Testing "On This Day" song. This is the FFT

It has more low frequency contents below 2500Hz. Do you have an idea why is that? Does our voice have more energy in lower frequency?

this is the Semilogy and Semilogx.

 

[MaxwellsEq]

Do you know what current sound card has Turtle Beach Multisound quality?

Most sensible modern motherboards are better. Any modern quality audio interface is better.

 

[MaxwellsEq]

Does our voice have more energy in lower frequency?

All music has more energy at lower frequencies, even electronic music.

To get far more information, upload the file to
https://andreasarvidsson.github.io/MasvisOnline/

 

[Speckie]

All music has more energy at lower frequencies, even electronic music.

To get far more information, upload the file to
https://andreasarvidsson.github.io/MasvisOnline/

Thanks. How do you get the Normalized Average Spectrum?

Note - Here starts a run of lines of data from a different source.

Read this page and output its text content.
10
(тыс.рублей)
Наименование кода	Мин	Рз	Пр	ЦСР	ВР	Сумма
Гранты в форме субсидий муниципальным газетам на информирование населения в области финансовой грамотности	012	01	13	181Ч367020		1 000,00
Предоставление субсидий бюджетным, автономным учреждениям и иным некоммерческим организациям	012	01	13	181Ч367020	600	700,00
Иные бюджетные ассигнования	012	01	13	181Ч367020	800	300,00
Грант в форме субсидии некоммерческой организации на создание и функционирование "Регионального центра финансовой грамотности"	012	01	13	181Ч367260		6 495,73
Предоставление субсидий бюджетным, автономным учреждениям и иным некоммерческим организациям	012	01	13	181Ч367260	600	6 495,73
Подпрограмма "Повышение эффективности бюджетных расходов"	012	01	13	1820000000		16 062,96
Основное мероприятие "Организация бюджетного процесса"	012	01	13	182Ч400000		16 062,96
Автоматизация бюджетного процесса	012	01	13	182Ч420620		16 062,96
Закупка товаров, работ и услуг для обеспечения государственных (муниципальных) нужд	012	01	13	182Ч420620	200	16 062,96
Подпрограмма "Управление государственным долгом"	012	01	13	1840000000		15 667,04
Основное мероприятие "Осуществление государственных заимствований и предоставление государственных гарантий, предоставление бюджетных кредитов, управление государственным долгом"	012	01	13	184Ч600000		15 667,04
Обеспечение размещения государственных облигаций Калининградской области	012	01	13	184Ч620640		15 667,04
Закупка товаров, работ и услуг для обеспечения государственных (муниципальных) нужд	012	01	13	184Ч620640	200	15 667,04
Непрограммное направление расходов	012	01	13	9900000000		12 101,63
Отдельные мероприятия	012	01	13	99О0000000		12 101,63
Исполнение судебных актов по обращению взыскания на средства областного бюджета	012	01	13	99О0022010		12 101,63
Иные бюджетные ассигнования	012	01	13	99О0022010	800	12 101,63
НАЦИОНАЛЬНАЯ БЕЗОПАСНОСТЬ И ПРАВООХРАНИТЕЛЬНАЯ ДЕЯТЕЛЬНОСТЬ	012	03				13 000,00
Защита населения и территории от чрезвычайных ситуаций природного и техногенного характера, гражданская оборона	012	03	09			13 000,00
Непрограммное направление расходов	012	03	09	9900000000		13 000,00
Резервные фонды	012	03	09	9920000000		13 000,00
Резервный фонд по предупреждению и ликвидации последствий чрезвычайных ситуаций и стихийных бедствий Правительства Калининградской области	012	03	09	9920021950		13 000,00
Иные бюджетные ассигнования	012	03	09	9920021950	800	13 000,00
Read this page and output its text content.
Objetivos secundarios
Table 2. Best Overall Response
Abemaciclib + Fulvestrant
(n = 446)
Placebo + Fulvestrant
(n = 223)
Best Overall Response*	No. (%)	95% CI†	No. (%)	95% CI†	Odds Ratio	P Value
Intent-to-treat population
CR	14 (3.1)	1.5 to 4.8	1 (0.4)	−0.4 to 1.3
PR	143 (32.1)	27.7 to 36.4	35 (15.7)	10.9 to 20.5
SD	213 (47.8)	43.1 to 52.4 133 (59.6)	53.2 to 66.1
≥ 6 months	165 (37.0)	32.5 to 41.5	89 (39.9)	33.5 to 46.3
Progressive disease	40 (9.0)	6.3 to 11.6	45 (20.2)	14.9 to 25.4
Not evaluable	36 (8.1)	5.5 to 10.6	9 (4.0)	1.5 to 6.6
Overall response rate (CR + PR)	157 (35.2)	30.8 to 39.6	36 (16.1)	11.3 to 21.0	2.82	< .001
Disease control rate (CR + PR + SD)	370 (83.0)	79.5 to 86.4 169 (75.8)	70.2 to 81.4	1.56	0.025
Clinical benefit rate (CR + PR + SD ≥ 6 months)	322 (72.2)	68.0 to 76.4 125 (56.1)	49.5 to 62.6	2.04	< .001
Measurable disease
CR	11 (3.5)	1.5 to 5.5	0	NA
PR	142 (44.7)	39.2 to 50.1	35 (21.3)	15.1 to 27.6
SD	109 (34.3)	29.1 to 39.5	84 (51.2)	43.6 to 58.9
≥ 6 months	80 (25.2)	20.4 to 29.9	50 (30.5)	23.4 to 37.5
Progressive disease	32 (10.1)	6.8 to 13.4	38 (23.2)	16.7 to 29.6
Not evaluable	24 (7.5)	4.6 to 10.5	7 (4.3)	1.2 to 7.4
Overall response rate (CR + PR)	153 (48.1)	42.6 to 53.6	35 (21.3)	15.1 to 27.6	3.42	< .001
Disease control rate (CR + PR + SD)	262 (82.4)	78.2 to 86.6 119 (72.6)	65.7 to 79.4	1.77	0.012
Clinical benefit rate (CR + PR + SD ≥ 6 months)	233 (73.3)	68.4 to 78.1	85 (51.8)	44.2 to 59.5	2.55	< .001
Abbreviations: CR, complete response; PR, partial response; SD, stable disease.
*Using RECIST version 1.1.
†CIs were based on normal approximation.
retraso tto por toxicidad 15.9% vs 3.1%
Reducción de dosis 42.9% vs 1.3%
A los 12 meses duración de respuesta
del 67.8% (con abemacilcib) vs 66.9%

I set the Octave code to fft_size of 255 and semilogx(freqs, 20*log10(Y)); but the graphs don't match:

Octave set to fft_size of 255 and semilogx(freqs, 20*log10(Y))

 

[NTK]

The average spectrum plot from MasvisOnline did NOT use an FFT size of 255. It was the average spectrum of 255 frames, i.e. the audio is partitioned into 255 frames (partitions) of 1 sec long each (probably zero padding the last frame so all frames are equal length), and the spectrum plotted was the averaged magnitude of these 255 frames.

 

[Speckie]

The average spectrum plot from MasvisOnline did NOT use an FFT size of 255. It was the average spectrum of 255 frames, i.e. the audio is partitioned into 255 frames (partitions) of 1 sec long each (probably zero padding the last frame so all frames are equal length), and the spectrum plotted was the averaged magnitude of these 255 frames.

What is the advantage of getting FFT via averaging the frames like you described above versus getting FFT size and averaging?

 

[NTK]

What is the advantage of getting FFT via averaging the frames like you described above versus getting FFT size and averaging?

Describe what you think the differences are between the two methods. The answer to this question will lead to the answer to your question.

 

[Speckie]

Describe what you think the differences are between the two methods. The answer to this question will lead to the answer to your question.

I tried to imagine it.

Imagine doing 10 frames and the audio has 10,000 bin or size. Divide it into 1000 each. So you cut it into 10 frames like this...

___________|___________|____________| etc to 10 frames

this is compared to taking the entire 10,000 bin and reduce the resolution to say 1000 size/bin.. and taking 10 samples.. (You take the number of averages as total size 10000/1000 = 10 times average, right)?

I still can't imagine the differences of the result.